Kubernetes Engine is a great place to run your workloads at scale. But before being able to use Kubernetes, you need to containerize your applications. You can run most applications in a Docker container without too much hassle. However, effectively running those containers in production and streamlining the build process is another story. There are a number of things to watch out for that will make your security and operations teams happier. This post provides tips and best practices to help you effectively build containers.
A container works best when a single application runs inside it. This application should have a single parent process. For example, do not run PHP and MySQL in the same container: it’s harder to debug, Linux signals will not be properly handled, you can’t horizontally scale the PHP containers, etc. This allows you to tie together the lifecycle of the application to that of the container.
Kubernetes and Docker send Linux signals to your application inside the container to stop it. They send those signals to the process with the process identifier (PID) 1. If you want your application to stop gracefully when needed, you need to properly handle those signals.
Docker can cache layers of your images to accelerate later builds. This is a very useful feature, but it introduces some behaviors that you need to take into account when writing your Dockerfiles. For example, you should add the source code of your application as late as possible in your Dockerfile so that the base image and your application’s dependencies get cached and aren’t rebuilt on every build.
Take this Dockerfile as example:
FROM python:3.5 COPY my_code src RUN pip install my_requirements
You should swap the last two lines:
FROM python:3.5 RUN pip install my_requirements COPY my_code src
In the new version, the result of the pip command will be cached and will not be rerun each time the source code changes.
Reducing the attack surface of your host system is always a good idea, and it’s much easier to do with containers than with traditional systems. Remove everything that the application doesn’t need from your container. Or better yet, include just your application in a "distroless" or scratch image. You should also, if possible, make the filesystem of the container read-only. This should get you some excellent feedback from your security team during your performance review.
Who likes to download hundreds of megabytes of useless data? Aim to have the smallest images possible. This decreases download times, cold start times, and disk usage. You can use several strategies to achieve that: start with a minimal base image, leverage common layers between images and make use of Docker’s multi-stage build feature.
Tags are how the users choose which version of your image they want to use. There are two main ways to tag your images: Semantic Versioning, or using the Git commit hash of your application. Whichever your choose, document it and clearly set the expectations that the users of the image should have. Be careful: while users expect some tags —like the “latest” tag— to move from one image to another, they expect other tags to be immutable, even if they are not technically so. For example, once you have tagged a specific version of your image, with something like “1.2.3”, you should never move this tag.
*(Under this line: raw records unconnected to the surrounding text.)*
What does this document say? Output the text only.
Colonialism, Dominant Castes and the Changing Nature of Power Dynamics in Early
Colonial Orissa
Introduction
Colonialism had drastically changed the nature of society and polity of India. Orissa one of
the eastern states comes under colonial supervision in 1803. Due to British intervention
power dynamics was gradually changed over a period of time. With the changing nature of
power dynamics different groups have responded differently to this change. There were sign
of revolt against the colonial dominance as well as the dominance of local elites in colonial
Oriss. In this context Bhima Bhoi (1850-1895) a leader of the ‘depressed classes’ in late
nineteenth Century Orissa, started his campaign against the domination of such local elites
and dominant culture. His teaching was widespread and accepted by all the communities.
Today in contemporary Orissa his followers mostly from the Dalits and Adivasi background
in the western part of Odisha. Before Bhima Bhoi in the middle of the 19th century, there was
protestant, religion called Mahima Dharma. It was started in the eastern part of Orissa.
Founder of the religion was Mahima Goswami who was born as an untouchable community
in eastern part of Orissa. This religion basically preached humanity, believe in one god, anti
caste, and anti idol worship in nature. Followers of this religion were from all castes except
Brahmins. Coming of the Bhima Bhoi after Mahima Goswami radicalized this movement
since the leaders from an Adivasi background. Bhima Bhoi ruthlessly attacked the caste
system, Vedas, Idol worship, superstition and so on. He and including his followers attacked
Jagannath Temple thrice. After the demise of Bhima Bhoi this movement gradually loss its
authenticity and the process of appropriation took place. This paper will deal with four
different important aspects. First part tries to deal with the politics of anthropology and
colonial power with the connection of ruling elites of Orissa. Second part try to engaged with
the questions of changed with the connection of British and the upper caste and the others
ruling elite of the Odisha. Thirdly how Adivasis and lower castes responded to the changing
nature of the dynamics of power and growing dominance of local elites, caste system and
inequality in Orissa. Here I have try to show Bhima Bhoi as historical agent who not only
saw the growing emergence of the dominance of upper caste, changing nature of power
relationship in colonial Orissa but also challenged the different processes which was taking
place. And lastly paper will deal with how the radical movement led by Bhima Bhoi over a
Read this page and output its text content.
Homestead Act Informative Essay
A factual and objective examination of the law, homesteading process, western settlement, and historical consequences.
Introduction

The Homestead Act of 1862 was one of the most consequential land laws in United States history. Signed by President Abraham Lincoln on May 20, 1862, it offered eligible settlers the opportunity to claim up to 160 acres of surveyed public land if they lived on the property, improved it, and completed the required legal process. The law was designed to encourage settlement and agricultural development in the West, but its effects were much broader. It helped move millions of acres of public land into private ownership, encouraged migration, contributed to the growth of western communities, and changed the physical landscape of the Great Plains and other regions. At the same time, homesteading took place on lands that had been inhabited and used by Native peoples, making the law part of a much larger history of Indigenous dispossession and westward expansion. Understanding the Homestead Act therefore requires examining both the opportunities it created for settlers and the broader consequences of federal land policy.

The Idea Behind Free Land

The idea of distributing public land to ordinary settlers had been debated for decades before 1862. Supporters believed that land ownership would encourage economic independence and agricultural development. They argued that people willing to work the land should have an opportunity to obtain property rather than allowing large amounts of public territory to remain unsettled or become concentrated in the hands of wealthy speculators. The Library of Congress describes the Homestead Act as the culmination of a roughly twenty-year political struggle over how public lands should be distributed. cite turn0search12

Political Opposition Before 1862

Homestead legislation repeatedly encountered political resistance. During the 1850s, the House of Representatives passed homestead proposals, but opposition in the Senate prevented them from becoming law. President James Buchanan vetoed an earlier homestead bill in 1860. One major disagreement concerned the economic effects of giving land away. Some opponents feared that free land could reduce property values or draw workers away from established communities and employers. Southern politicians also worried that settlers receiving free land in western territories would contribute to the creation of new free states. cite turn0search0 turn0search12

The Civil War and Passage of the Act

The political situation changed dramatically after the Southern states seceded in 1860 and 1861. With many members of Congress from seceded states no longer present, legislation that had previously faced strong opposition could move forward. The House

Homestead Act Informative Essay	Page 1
Using public images can be a great way to start working with a particular piece of software. However, using them in production can come with a set of challenges, especially in a high-constraint environment. You might need to control what’s inside them, or you might not want to depend on an external repository, for example. On the other hand, building your own images for every piece of software you use is not trivial, particularly because you need to keep up with the security updates of the upstream software. Carefully weigh the pros and cons of each for your particular use-case, and make a conscious decision.